I have never had the opportunity to just hang around people my age. Not for lack of trying. In college I never had the opportunity, I had a couple friends I sometimes was with but our conversation was never or rarely of the flowing, emotionally present sort. To observe people just being people is revolutionary to me. Everyone that I have been able to observe in my life has always used analysis or intellect as a way to deflect their emotions.  Or maybe sometimes just simply being closed off for other reasons, unemotional or unexpressive for whatever their reason, but I have almost never had the opportunity to observe emotionally present people. And I am starved for it. 

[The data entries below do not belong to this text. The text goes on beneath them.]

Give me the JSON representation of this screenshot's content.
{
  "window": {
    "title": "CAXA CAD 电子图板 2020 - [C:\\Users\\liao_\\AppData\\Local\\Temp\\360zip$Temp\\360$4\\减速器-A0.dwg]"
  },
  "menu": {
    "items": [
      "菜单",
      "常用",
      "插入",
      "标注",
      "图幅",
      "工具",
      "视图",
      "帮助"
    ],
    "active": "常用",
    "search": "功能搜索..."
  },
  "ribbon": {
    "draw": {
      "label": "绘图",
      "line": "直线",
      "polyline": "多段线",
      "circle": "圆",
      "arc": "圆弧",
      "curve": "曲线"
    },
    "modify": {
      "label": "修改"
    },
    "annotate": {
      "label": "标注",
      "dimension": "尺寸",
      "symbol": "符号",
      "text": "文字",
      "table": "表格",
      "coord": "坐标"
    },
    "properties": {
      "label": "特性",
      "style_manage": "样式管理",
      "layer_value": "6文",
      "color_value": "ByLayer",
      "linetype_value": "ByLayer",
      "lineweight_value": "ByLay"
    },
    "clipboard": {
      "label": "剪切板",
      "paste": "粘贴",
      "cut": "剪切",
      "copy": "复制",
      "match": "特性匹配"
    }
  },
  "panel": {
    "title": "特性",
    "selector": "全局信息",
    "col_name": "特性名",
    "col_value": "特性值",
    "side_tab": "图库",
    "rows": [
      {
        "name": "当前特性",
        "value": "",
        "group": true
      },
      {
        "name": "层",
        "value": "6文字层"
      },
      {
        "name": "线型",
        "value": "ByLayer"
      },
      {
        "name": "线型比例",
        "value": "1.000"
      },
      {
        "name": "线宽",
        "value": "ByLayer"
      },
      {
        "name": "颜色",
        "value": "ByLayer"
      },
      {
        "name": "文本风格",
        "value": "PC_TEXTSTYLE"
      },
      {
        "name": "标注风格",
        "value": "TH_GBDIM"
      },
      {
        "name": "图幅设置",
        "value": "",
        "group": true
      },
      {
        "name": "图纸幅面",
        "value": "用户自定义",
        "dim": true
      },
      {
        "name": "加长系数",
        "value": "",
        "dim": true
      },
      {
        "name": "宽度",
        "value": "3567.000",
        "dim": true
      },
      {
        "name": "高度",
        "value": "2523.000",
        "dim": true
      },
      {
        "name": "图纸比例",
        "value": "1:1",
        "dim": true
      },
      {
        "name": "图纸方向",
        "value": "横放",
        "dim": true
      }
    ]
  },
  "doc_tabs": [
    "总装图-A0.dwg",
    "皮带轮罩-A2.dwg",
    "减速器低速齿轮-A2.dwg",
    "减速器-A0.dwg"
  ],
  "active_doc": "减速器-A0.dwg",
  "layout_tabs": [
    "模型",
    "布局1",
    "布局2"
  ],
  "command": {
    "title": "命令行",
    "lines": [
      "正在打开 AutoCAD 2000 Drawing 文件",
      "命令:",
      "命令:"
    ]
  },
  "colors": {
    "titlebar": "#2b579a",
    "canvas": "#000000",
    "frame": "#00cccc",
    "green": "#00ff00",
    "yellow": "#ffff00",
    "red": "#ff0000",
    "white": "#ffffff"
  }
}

Just one more reason I like country music so much. I don't always agree with the words and I can't always share the experiences in the songs. But the emotions in the voices of the singers are so intense, so wonderfully intense. The sound of the voice speaks to the emotion throbbing in my heart, threatening to overwhelm me. When I am overwhelmed to the point of breaking apart by my own emotions and my lack of ability to find them reflected in anyone around me (so good are people at shutting off their emotions in work environments or public environments and so almost non-existent are my opportunities to join them in private environments) then I turn to my music to find my emotion reflected in the songs on the radio, and this soothes me. No matter what the songs are actually about... Hearing the emotion break in their voices is the only thing that calms me and soothes the savage beast inside me. Being an atheist liberal Democrat, I can take songs about driving trucks and praying to God and find the emotion so prescient that it doesn't matter how religious they are... I've always wondered at that, but didn't bother to probe it too deeply... Just figured that if I replaced some of the words in the songs with other more relevant symbols in my life, the songs would fit just as well. 

I have no idea what to do with all of these insights, but writing about them is the first step to understanding them.  I need to figure out a way to be more emotionally present in my life and a way to observe other emotionally present people to figure out how they do it.  One possible step in this direction will be to try to take an improv acting class, as I believe this could help me learn to be more emotionally present in the moment. I have identified a possible class and as long as I can tolerate the building I will try to take it, it starts in less than two weeks so I am hopeful but don't know if I can tolerate the building yet so we will see. Let's hope so. 

On another country related note, the title of this blog is a Brad Paisley song (the Little Moments part anyway).